Because there is no longer enough demand for reusable materials — metals, glass, paper and plastics — to make a special effort of separating them, the City Commission decided Jan. 7 to stop recycling. The decision goes into effect Feb.1.

“The recycling market has pretty much died,” Assistant City Manager Marc-Antonie Cooper said.

The hold on recycling will remain in effect unless or until market forces make recyclables fungible commodities once again.

The numbers tell the story: It is cheaper to throw away than to recycle. Figures compiled by city officials and Bill Redman, a consultant under contract with Deltona, show the cost of recycling is $77 per ton, while the cost of disposing of those items in Volusia County’s Tomoka Landfill, near Port Orange, is $34 per ton.

As things now stand, Redman said, “40 to 60 percent of the materials that can be recycled go to the landfill.”

Deltona contracts with Waste Pro for pickup and disposal of household refuse.

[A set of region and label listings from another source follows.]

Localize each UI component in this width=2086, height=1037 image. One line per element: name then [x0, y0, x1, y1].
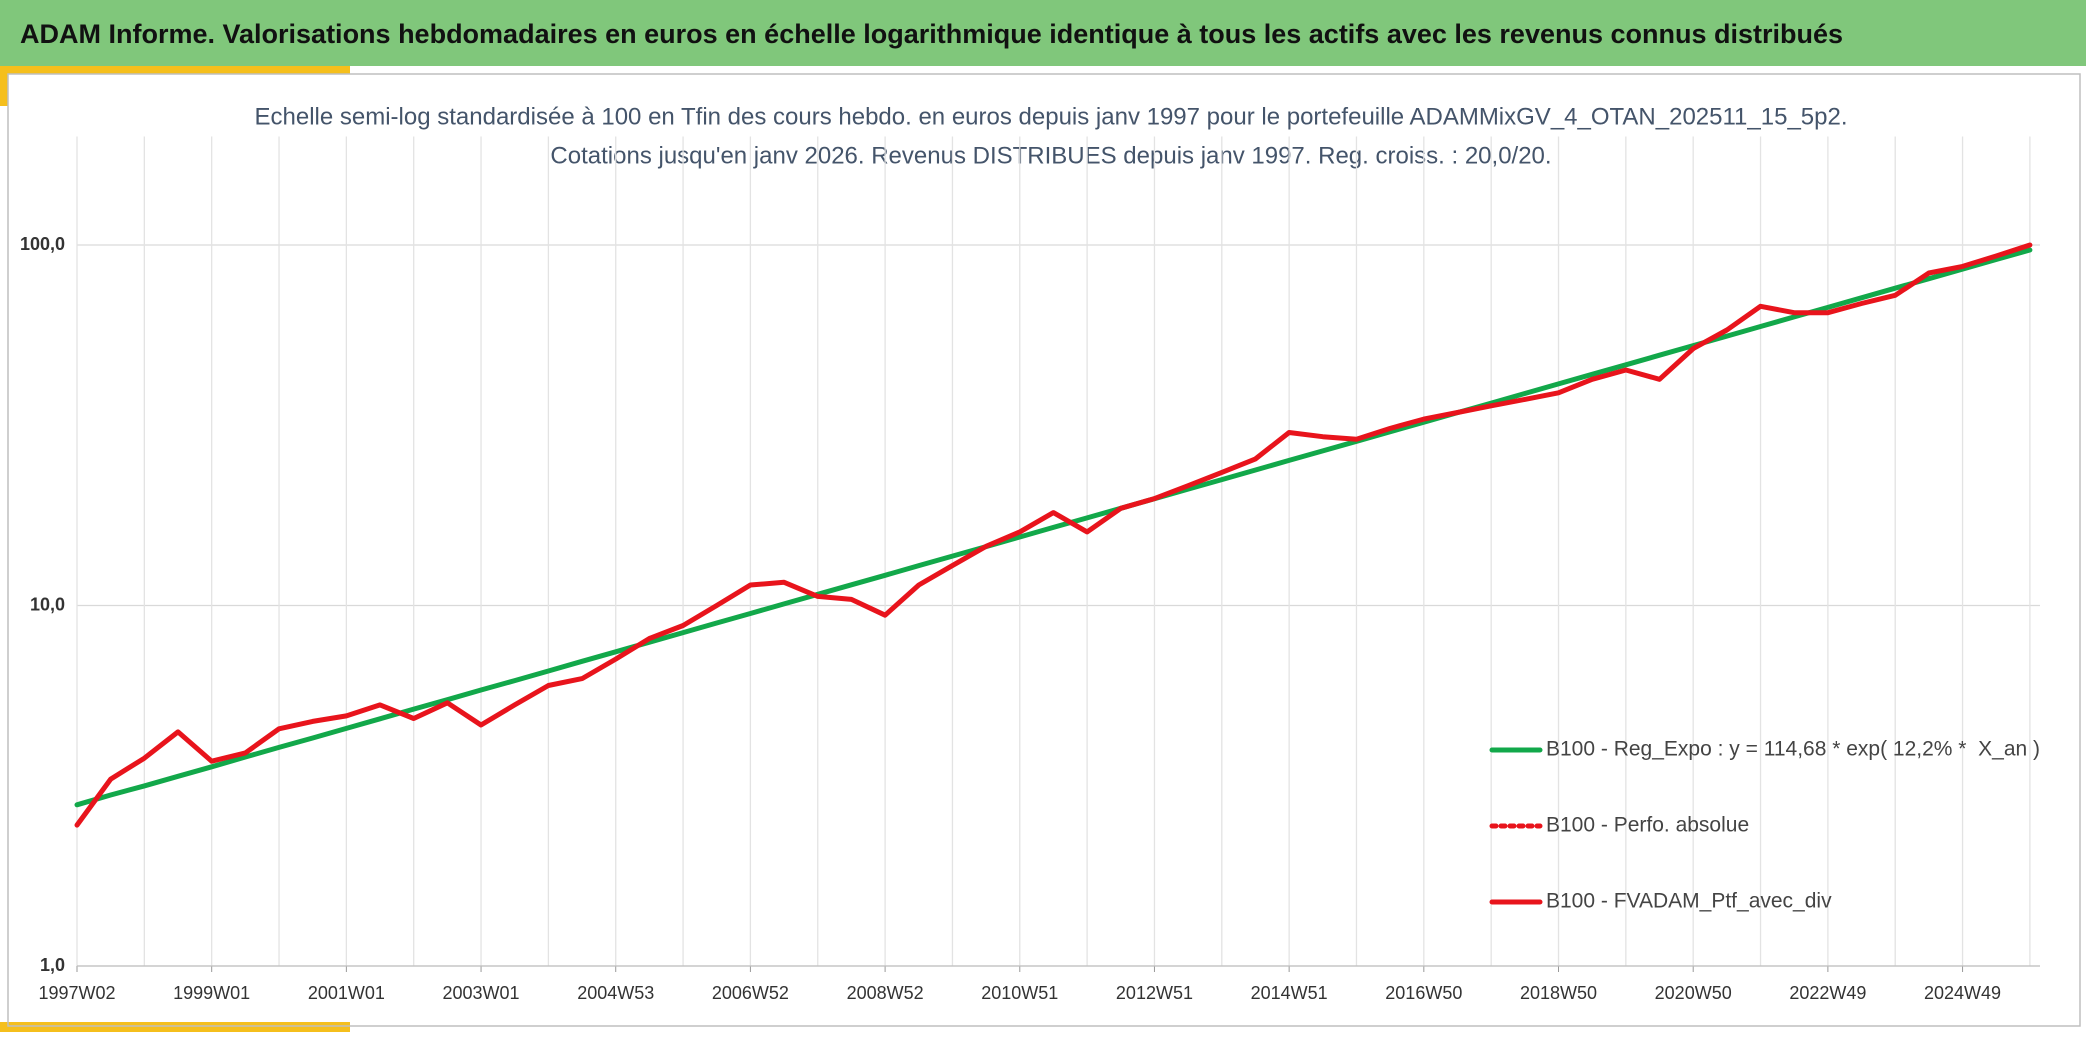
series-line: [74, 247, 2033, 808]
legend-label: B100 - Reg_Expo : y = 114,68 * exp( 12,2…: [1546, 738, 2040, 761]
x-tick-label: 2016W50: [1385, 983, 1462, 1003]
accent: [0, 66, 8, 106]
x-tick-label: 2012W51: [1116, 983, 1193, 1003]
chart-frame: [7, 73, 2081, 1027]
accent: [0, 1022, 350, 1032]
x-tick-label: 2020W50: [1655, 983, 1732, 1003]
x-tick-label: 2001W01: [308, 983, 385, 1003]
x-tick-label: 2004W53: [577, 983, 654, 1003]
banner-bar: [0, 0, 2086, 66]
accent: [0, 66, 350, 74]
y-tick-label: 1,0: [40, 955, 65, 975]
banner-title: ADAM Informe. Valorisations hebdomadaire…: [20, 19, 1843, 49]
chart-subtitle: Cotations jusqu'en janv 2026. Revenus DI…: [550, 142, 1551, 169]
x-tick-label: 2014W51: [1251, 983, 1328, 1003]
x-tick-label: 2010W51: [981, 983, 1058, 1003]
x-tick-label: 1999W01: [173, 983, 250, 1003]
x-tick-label: 2018W50: [1520, 983, 1597, 1003]
y-tick-label: 100,0: [20, 234, 65, 254]
series-line: [74, 242, 2033, 828]
y-tick-label: 10,0: [30, 594, 65, 614]
x-tick-label: 2003W01: [443, 983, 520, 1003]
x-tick-label: 2008W52: [847, 983, 924, 1003]
x-tick-label: 2022W49: [1789, 983, 1866, 1003]
legend-label: B100 - FVADAM_Ptf_avec_div: [1546, 890, 1832, 913]
legend-label: B100 - Perfo. absolue: [1546, 814, 1749, 837]
x-tick-label: 2006W52: [712, 983, 789, 1003]
x-tick-label: 1997W02: [38, 983, 115, 1003]
x-tick-label: 2024W49: [1924, 983, 2001, 1003]
chart-title: Echelle semi-log standardisée à 100 en T…: [255, 103, 1848, 130]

Waste Pro has separate trucks for collecting and hauling away garbage and recyclable items.

Deltona residents are currently supposed to place recyclables in a separate bin. With the change, however, recyclables can be placed, along with garbage, into the toters for a single pickup and hauling to the county dump.

While recycling is supposed to be environmentally sensible, by reusing scrap to produce new goods rather than new materials, City Commissioner Loren King said suspending recycling will benefit the environment.

“Less trucks, less personnel, less fuel” will be needed if the pickups and hauling are combined, he said.

Yard waste is not affected.

One of the biggest factors in the recycling market is China, whose purchases of scrap materials from the U.S. have diminished greatly in the past two years or so.

Attempts to stockpile recyclables until demand for them increases have not worked well, Redman said, because it is expensive to store them. Some materials, such as paper, may also become unusable with the passage of time.

Redman said the collapse of the recycling market is a nationwide problem, not limited to Deltona. Deltona formerly received rebates from the sale of recyclables, and that cash funded scholarships the city gave to its outstanding high-school graduates. Recyclables netted Deltona $83,300 in 2011, Redman said.

“That was the high-water mark,” he added.

The rebates have vanished. Deltona, according to Redman’s data, has not received any payment for its reusable materials for the past three years.

Not recycling may also lower the special charges Deltona residents pay for solid-waste disposal. The standard assessment for household garbage and trash pickup is $202.80 per year. The charge appears on property-tax bills. Redman estimated the pause in recycling may enable the city to reduce the annual assessments by about $21.

When Mayor Heidi Herzberg suggested City Hall keep the savings for a cash reserve for Deltona’s solid-waste fund, one Deltonan objected.

“You’re taking more to stick that money in a bank account in Deltona, and we’ll never see that money again. That’s a rip-off!” Elbert Bryan told the City Commission.

“You can come and tell them you want your $21 back,” City Attorney Marsha Segal-George advised Bryan, noting the commission conducts a public hearing in July, before the assessment becomes final.

What the trash-pickup charge may be in the future is not known, as city officials consider more changes. Other ideas include combining commercial and residential hauling routes and schedules, to achieve what Commissioner Chris Nabicht described as “an economy of scale.”

The City Commission will discussion the consolidation proposal at its March 4 meeting.

In addition, the city may wish to charge its haulers payments for the privilege of doing business in Deltona, called “franchise fees.”

Franchise fees would enable contract haulers to “pay the city back for the wear and tear on the roads,” Segal-George said.

The City Commission agreed to discuss the possible charges in a future workshop.